RH: A couple different ways. I'm using the Discovery Channel hostage situation as the example. The day it happened, I looked to see who had checked in [on FourSquare] and I saw a guy based in LA had checked into the building a few hours before the incident.
That allows me to find potential sources who are actually there. And because this person is announcing to the world that they're there, that increases the likelihood that they're willing to talk. Instead of going to a place, or coldcalling, or going up to people and interrupting them or going on a fishing expedition, you can find very specific eyewitness sources.

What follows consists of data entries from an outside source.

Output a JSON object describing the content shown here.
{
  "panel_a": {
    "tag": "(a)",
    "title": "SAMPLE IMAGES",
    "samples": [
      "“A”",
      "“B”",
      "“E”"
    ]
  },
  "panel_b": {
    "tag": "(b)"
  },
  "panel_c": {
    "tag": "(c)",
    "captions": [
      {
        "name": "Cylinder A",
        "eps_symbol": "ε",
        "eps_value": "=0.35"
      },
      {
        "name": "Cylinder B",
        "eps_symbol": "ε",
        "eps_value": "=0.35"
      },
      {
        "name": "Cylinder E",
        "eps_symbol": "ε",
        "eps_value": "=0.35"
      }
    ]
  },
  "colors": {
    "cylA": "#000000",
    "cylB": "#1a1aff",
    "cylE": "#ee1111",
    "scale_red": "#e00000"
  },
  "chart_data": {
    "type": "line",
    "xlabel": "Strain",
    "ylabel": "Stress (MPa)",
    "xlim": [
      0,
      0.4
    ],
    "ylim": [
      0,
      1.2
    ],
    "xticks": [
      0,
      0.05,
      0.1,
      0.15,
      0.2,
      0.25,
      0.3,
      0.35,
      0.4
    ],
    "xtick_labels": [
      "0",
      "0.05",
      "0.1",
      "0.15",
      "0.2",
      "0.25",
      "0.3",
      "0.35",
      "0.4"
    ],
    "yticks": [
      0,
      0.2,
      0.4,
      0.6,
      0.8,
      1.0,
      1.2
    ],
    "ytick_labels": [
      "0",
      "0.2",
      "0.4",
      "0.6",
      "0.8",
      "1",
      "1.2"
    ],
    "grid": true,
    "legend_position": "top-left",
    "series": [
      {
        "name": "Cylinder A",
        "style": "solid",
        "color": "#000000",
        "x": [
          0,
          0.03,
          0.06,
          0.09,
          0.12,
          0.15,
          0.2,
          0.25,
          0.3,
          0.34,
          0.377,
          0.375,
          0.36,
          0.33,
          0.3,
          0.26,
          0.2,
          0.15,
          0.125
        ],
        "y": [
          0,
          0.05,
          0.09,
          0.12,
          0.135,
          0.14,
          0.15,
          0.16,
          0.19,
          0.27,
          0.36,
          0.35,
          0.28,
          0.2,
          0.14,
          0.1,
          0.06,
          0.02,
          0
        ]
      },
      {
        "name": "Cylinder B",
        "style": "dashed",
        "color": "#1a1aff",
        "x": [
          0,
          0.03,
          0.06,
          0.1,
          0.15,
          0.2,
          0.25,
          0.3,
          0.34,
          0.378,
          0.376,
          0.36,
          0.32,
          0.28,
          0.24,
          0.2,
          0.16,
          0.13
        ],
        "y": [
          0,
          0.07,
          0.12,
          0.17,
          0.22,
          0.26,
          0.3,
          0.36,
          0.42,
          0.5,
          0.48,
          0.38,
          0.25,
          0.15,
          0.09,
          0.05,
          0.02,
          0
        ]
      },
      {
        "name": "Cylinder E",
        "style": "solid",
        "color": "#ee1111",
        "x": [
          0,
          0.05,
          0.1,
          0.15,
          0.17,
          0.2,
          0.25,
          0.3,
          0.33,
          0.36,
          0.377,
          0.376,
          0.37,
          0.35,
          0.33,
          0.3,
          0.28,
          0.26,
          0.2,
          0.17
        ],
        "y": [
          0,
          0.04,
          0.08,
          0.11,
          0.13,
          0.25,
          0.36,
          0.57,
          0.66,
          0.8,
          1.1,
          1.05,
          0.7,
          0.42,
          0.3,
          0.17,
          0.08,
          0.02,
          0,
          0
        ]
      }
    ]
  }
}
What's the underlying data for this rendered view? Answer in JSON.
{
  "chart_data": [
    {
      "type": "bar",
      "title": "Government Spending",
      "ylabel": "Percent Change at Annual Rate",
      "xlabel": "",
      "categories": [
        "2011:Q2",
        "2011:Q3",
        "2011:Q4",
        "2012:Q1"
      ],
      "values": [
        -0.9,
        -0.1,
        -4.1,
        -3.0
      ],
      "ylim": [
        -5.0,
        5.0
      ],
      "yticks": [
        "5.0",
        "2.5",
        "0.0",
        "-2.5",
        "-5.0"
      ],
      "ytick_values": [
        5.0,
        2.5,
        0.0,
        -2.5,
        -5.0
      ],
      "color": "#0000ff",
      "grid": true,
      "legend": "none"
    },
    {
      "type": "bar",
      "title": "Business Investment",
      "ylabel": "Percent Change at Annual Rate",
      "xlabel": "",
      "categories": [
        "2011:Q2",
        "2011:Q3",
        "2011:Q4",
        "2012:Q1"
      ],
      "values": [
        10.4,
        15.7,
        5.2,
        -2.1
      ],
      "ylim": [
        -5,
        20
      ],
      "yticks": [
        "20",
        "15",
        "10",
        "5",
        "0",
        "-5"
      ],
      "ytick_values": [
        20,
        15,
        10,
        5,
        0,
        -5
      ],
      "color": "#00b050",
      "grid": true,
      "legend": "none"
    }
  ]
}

LJN: Do you see it being integrated into websites, or more as a reporting tool?
I can see it being integrated in a way I tried, which is the distribution of stories using the geolocation marker. I went to Venice with my family not long ago and when I was Googling directions, I found out there was a 70-person brawl there. So I put a geoloation marker where the fights happened and linked to the LA Times story. Maybe something experimental like that.
LJN: And you think it's largely self-taught, right?
RH: There is no book. There is no manual. If someone were to write a book, by the time you're done writing it, it's already changed. The overarching message is social media is constantly changing and evolving. You should evolve and change with it. Try it out. See how it works for you. Experiment.